Baru saja kita merayakan HUT RI ke-80. Masih dalam suasana perayaan kemerdekaan ini, kita menyaksikan sebuah peristiwa yang meninggalkan luka dalam di hati bangsa. Seorang anak bangsa, Affan Kurniawan—seorang pengemudi ojek online—meninggal dunia setelah terlindas kendaraan taktis aparat saat sedang terjadi demonstrasi kenaikan tunjangan DPR.
Ia hanyalah rakyat kecil yang sedang berjuang mencari nafkah harian, namun kematiannya menjadi simbol betapa rapuhnya kehidupan manusia bila keadilan dan kebijaksanaan tak sungguh ditegakkan. Idealismenya untuk mewujudkan kehidupan yang sejahtera dan adil.
Peristiwa itu memantik gelombang kemarahan. Demonstrasi menjalar ke berbagai kota. Gedung-gedung parlemen daerah dibakar, fasilitas umum dirusak, dan bentrokan pecah di banyak tempat.
Di balik semua itu, rakyat sedang menyuarakan kekecewaan atas keputusan politik yang dianggap tidak adil: kenaikan tunjangan dewan ketika rakyat harus memeras keringat untuk sekadar bertahan hidup.
Namun di tengah semua gejolak, ada satu panggilan yang justru semakin nyaring terdengar: bagaimana kita menjaga persatuan bangsa di atas luka dan perbedaan?
Belajar dari Jejak Sejarah
Peristiwa sejarah Indonesia merupakan pelajaran berharga. Bangsa Indonesia sejak awal berdiri sudah diuji dengan perbedaan. Keragaman bahasa, suku, budaya, dan agama pernah menjadi alasan penjajah meremehkan kita. Tetapi sejarah membuktikan: justru di tengah keragaman itulah lahir kekuatan persatuan.

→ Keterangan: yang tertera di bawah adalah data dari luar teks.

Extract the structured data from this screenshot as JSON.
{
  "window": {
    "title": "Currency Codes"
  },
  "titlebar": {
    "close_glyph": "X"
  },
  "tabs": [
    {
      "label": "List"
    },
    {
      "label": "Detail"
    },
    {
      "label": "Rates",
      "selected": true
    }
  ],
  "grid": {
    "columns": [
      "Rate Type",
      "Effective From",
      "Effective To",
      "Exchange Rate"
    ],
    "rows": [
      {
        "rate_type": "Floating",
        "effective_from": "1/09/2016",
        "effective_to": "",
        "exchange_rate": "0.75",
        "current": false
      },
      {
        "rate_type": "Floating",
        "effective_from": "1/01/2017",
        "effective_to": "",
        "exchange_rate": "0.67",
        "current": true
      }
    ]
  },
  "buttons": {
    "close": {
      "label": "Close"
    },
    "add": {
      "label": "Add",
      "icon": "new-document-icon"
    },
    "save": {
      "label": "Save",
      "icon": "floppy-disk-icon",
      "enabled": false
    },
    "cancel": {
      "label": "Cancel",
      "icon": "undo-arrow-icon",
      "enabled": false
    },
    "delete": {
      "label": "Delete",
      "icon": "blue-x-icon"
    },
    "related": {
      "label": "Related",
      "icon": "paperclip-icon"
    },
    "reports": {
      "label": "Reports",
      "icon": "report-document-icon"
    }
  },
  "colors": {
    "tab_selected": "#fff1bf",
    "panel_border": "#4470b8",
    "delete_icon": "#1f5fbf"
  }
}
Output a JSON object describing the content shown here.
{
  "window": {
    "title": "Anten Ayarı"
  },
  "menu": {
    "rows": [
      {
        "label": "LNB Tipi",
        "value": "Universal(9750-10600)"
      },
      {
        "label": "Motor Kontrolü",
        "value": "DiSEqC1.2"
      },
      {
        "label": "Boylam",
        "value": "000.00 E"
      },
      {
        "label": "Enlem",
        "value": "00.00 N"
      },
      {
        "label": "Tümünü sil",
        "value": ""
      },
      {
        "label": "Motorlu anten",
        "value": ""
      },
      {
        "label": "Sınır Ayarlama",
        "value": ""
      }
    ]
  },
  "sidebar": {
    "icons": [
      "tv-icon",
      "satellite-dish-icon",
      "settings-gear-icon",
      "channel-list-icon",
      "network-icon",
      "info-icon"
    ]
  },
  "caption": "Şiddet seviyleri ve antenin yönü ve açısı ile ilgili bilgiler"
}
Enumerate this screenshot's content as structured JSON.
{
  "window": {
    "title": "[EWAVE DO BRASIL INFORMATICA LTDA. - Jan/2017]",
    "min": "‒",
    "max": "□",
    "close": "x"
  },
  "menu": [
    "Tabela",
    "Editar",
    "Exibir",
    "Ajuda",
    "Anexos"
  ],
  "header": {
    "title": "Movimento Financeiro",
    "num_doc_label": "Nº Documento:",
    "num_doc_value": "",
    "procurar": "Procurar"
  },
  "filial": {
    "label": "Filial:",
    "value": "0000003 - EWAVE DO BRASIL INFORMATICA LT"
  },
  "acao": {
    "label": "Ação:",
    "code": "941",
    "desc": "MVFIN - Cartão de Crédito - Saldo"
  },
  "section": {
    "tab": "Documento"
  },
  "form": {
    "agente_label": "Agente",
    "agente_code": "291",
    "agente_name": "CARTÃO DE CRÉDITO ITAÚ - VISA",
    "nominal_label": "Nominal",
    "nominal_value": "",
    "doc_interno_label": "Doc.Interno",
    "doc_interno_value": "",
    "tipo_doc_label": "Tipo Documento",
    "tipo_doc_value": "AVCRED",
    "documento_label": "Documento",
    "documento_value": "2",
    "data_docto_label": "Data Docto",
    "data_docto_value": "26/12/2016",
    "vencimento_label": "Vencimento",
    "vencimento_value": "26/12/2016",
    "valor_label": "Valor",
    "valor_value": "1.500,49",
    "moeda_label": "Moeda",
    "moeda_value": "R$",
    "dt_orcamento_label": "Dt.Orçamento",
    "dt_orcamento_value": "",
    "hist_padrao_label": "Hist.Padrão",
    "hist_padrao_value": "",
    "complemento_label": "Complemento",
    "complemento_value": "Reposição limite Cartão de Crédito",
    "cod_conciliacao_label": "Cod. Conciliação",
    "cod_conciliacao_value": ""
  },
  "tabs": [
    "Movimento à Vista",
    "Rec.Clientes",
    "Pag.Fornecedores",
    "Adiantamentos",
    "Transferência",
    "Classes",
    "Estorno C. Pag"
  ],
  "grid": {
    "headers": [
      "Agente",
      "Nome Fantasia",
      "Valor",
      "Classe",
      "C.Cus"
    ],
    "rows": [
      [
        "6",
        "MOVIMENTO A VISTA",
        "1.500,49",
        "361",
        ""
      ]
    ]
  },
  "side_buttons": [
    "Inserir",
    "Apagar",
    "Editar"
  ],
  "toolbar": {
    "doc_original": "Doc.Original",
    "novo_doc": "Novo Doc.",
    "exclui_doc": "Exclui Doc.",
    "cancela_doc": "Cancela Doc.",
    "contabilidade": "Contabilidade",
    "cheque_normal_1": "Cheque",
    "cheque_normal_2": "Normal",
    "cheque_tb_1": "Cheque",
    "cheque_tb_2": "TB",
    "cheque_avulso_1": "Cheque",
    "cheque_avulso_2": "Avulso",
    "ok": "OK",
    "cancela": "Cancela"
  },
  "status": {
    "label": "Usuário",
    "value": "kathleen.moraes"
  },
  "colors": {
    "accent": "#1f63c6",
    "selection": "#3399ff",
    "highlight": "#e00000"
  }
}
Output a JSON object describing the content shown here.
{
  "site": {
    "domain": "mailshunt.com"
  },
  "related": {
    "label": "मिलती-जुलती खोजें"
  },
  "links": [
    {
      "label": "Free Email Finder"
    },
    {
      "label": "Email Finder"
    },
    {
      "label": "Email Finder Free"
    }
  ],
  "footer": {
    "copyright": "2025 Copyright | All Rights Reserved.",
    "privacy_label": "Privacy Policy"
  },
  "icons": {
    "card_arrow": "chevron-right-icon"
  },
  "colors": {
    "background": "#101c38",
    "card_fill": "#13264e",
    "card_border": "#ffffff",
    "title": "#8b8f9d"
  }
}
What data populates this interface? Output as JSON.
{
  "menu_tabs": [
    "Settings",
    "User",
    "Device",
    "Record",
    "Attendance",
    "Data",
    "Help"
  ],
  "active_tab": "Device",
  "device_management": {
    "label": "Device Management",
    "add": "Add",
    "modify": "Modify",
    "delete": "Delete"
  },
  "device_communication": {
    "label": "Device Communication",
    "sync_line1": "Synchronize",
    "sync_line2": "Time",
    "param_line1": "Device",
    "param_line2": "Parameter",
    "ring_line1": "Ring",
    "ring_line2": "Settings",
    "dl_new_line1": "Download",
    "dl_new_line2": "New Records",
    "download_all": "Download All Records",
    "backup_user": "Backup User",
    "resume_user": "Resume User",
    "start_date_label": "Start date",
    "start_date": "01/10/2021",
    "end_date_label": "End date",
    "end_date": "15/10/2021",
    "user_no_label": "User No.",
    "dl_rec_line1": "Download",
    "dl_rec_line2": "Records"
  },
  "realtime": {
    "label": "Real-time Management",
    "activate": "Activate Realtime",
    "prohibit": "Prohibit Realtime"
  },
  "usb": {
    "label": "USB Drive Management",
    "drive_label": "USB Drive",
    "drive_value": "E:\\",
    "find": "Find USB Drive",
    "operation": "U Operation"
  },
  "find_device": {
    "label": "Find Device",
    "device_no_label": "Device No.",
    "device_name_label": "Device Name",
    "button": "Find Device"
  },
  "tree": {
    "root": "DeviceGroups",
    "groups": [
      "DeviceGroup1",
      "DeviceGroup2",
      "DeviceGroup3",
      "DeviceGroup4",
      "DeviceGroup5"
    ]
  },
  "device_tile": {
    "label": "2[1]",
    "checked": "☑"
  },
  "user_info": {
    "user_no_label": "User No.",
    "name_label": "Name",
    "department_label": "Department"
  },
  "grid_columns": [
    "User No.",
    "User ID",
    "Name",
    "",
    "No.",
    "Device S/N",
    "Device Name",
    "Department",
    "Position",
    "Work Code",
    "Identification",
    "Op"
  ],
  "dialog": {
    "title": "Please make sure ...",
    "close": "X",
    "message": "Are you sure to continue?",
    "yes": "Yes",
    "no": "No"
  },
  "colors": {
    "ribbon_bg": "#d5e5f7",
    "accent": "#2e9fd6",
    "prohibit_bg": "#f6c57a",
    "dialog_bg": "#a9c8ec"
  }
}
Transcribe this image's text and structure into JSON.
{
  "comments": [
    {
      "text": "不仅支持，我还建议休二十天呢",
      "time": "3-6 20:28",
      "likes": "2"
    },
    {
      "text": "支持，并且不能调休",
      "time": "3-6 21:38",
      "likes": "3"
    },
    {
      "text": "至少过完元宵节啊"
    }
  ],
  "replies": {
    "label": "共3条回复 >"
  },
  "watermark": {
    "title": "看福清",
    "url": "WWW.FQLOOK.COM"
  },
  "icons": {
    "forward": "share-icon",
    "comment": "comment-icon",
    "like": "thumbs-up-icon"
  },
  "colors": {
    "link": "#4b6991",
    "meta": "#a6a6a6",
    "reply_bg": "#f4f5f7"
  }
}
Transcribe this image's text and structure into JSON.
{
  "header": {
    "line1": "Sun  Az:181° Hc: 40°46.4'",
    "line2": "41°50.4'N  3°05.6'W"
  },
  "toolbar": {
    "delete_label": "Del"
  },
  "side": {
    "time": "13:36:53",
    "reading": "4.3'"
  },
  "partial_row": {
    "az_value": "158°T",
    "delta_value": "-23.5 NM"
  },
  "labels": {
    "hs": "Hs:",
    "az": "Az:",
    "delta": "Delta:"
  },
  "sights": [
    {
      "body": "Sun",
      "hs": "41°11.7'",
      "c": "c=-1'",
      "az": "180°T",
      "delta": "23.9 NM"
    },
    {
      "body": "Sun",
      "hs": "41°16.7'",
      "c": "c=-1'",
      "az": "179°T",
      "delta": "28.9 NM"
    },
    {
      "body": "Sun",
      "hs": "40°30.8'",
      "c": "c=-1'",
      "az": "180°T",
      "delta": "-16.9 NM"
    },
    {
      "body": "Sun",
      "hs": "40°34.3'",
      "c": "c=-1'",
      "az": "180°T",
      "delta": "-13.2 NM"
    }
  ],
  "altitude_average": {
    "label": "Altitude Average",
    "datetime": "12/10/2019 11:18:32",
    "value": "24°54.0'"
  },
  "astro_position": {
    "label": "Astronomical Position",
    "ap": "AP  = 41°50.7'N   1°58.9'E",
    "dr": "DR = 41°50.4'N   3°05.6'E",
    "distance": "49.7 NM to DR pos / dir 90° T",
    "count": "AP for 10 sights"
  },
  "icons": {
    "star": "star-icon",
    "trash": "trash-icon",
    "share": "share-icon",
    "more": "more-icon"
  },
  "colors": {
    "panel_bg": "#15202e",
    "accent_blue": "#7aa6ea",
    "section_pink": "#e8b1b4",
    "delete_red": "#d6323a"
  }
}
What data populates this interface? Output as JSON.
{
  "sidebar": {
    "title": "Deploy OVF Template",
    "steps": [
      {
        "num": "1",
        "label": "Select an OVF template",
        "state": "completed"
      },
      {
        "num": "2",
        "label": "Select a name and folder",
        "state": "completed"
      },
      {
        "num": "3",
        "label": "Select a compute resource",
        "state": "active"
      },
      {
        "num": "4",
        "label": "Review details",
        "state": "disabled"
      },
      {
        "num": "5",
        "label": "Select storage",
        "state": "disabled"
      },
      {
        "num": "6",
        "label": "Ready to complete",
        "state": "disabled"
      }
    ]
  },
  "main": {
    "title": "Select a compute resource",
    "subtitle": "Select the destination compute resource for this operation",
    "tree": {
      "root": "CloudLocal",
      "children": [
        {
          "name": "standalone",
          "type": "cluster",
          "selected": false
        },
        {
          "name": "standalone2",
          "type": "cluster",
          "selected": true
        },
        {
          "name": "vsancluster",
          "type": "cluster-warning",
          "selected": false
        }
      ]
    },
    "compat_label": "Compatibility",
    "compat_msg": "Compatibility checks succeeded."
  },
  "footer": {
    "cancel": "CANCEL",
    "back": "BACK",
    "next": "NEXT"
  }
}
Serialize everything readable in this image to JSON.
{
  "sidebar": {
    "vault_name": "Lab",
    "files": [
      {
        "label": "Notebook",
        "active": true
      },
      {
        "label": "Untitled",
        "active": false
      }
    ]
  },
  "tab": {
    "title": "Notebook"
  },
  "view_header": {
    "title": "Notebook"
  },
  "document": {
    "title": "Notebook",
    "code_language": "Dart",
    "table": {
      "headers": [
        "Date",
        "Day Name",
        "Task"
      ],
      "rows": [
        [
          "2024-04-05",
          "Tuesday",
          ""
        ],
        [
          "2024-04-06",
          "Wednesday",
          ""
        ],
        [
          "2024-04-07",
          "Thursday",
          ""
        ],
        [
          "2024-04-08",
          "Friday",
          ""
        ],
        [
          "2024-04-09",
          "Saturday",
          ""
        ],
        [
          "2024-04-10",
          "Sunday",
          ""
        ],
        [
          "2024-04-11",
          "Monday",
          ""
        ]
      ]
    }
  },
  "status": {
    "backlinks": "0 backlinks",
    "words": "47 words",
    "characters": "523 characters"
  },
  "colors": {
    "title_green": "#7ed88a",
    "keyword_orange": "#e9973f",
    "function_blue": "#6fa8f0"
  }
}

Kebangkitan Nasional 1908 menyalakan kesadaran bahwa perjuangan tidak bisa dilakukan sendiri-sendiri. Dua puluh tahun kemudian, Sumpah Pemuda 1928 melahirkan ikrar bersama: satu tanah air, satu bangsa, dan satu bahasa. Para pemuda waktu itu tahu, persatuan adalah syarat mutlak bagi lahirnya Indonesia merdeka.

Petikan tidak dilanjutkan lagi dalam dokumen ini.